The application will receive a connection error. If the application is well-built, it retries on a fresh connection. If not, the user sees an error. Either way, this is preferable to letting the transaction continue to damage the database.
Preventing them
For idle in transaction specifically, set a server-side timeout:
ALTER SYSTEM SET idle_in_transaction_session_timeout = '5min';
SELECT pg_reload_conf();
Now Postgres terminates any connection that holds an open transaction for more than 5 minutes without doing anything. The application gets the same connection error it would get from a manual termination, but automatically.
For active long-running queries:
ALTER SYSTEM SET statement_timeout = '5min';
Any single statement that runs longer than 5 minutes is canceled. Use carefully — analytical queries can legitimately run longer than this, so set per-role or per-session if needed.
For truly long-running operations (bulk imports, migrations), run them with explicit timeouts that match their expected duration.
Where the bugs come from
The most common application-level patterns I have seen:
Forgetting to commit after a SELECT. ORM autocommits on read by default, but explicit BEGIN blocks need explicit COMMIT. The code path BEGIN; SELECT ...; (return value) leaks transactions.
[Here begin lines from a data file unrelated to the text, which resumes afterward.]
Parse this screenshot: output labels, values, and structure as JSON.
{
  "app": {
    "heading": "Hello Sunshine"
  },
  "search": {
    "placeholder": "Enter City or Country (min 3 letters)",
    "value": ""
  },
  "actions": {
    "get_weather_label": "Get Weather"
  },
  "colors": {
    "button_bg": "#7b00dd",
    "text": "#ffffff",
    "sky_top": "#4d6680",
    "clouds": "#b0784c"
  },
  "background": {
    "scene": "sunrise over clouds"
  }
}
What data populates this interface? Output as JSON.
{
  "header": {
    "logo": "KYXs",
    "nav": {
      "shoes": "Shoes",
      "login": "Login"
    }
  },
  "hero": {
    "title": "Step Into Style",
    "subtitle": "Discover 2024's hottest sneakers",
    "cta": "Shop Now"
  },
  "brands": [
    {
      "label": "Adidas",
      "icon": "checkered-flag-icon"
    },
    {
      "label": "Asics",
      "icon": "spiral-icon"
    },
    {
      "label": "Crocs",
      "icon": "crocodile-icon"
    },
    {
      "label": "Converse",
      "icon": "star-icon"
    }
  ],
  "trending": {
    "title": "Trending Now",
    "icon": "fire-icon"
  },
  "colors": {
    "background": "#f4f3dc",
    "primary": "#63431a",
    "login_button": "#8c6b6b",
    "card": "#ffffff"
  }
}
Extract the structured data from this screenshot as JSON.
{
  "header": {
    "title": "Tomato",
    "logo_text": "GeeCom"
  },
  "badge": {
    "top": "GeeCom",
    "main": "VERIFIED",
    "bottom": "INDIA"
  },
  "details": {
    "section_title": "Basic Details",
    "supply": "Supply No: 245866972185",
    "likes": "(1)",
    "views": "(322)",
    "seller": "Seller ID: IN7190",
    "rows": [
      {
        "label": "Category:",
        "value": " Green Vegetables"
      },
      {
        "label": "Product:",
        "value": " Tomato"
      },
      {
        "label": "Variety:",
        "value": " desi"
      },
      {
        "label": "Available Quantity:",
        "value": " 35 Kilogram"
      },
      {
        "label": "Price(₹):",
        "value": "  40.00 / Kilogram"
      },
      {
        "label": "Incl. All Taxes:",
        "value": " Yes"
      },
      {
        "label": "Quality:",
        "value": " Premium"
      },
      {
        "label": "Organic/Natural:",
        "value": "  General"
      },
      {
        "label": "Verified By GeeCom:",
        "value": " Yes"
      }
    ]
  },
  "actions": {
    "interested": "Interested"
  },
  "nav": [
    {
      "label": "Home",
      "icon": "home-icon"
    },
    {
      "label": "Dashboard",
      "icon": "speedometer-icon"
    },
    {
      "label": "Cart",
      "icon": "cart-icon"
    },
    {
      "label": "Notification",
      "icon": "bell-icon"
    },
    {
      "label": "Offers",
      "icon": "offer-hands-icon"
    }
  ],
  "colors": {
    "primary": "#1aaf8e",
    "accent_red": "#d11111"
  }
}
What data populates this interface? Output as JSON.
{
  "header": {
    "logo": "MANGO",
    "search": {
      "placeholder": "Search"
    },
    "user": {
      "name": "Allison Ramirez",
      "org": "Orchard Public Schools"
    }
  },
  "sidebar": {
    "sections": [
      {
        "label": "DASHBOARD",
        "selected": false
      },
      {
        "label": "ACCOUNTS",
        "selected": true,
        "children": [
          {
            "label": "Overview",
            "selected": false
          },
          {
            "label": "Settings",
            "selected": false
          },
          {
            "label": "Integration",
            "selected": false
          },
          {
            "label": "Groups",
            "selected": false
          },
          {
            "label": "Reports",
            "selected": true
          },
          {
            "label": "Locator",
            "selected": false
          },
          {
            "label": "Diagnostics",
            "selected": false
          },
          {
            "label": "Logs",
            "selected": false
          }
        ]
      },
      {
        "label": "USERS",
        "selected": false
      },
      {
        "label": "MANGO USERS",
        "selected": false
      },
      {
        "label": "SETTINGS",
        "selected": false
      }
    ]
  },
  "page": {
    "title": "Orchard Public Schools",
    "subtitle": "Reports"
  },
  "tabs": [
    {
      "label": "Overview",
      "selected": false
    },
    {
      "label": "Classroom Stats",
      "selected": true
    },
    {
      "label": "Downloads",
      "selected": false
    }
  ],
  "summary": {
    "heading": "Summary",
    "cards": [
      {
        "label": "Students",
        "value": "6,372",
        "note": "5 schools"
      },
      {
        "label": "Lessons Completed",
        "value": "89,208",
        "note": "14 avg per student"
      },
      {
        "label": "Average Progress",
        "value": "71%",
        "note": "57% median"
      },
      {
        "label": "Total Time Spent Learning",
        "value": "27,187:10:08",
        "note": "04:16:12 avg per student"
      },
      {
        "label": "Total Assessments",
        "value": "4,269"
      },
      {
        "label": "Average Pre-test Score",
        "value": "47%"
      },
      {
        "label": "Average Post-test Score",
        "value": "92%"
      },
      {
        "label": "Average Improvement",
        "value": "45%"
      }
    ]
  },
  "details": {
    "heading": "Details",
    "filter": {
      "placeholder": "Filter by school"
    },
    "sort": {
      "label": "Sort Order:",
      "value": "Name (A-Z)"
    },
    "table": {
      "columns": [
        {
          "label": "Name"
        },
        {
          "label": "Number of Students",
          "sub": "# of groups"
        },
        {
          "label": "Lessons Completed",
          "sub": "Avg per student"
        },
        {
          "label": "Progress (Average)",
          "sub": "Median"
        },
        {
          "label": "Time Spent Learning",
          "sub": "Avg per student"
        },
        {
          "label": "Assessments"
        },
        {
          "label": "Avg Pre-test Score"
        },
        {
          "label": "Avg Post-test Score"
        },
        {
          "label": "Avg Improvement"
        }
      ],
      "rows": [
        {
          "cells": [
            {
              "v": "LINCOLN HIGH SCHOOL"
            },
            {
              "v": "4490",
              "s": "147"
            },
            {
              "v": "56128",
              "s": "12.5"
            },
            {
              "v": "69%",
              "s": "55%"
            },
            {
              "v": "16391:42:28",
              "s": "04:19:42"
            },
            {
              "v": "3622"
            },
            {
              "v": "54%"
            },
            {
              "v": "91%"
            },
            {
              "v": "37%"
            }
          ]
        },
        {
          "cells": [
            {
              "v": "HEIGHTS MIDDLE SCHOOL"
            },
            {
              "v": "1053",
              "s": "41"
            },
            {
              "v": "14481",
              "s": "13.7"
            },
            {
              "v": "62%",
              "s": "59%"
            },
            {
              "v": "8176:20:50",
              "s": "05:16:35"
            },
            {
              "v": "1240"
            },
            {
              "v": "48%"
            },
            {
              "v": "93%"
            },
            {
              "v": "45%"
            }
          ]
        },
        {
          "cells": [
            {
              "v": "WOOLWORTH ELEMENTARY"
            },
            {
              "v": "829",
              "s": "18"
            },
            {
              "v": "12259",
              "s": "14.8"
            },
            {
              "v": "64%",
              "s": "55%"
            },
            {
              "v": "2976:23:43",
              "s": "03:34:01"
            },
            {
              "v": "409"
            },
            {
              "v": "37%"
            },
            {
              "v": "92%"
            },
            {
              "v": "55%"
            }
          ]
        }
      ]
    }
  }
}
Long inter-query work. BEGIN; SELECT * FROM users; (call third-party API for 30 seconds); UPDATE users; COMMIT. Even if everything works, the transaction is open for the API call's duration.
Connection pool checkout for the duration of a request. Some pools are configured to hold a connection across multiple distinct database operations within a request. If any of those operations open a transaction and the request stalls (waiting on something else), the transaction stays open.
The fix is application-level discipline: open a transaction only when you are about to do work, do that work, commit immediately. Do not call external services, hold user-input forms, or wait for anything between BEGIN and COMMIT.
What I do when I take over a database
First day, two queries:
- The long-transaction query above. Anything longer than a minute, I investigate.
pg_stat_databaseto checktup_deadrates. If dead tuples are accumulating faster than vacuum can clear them, long transactions are usually involved.
Fix what is currently long. Set the timeouts. Train the team to look for the pattern in their application code. The improvement in vacuum effectiveness, lock contention, and pool stability is usually visible within a week.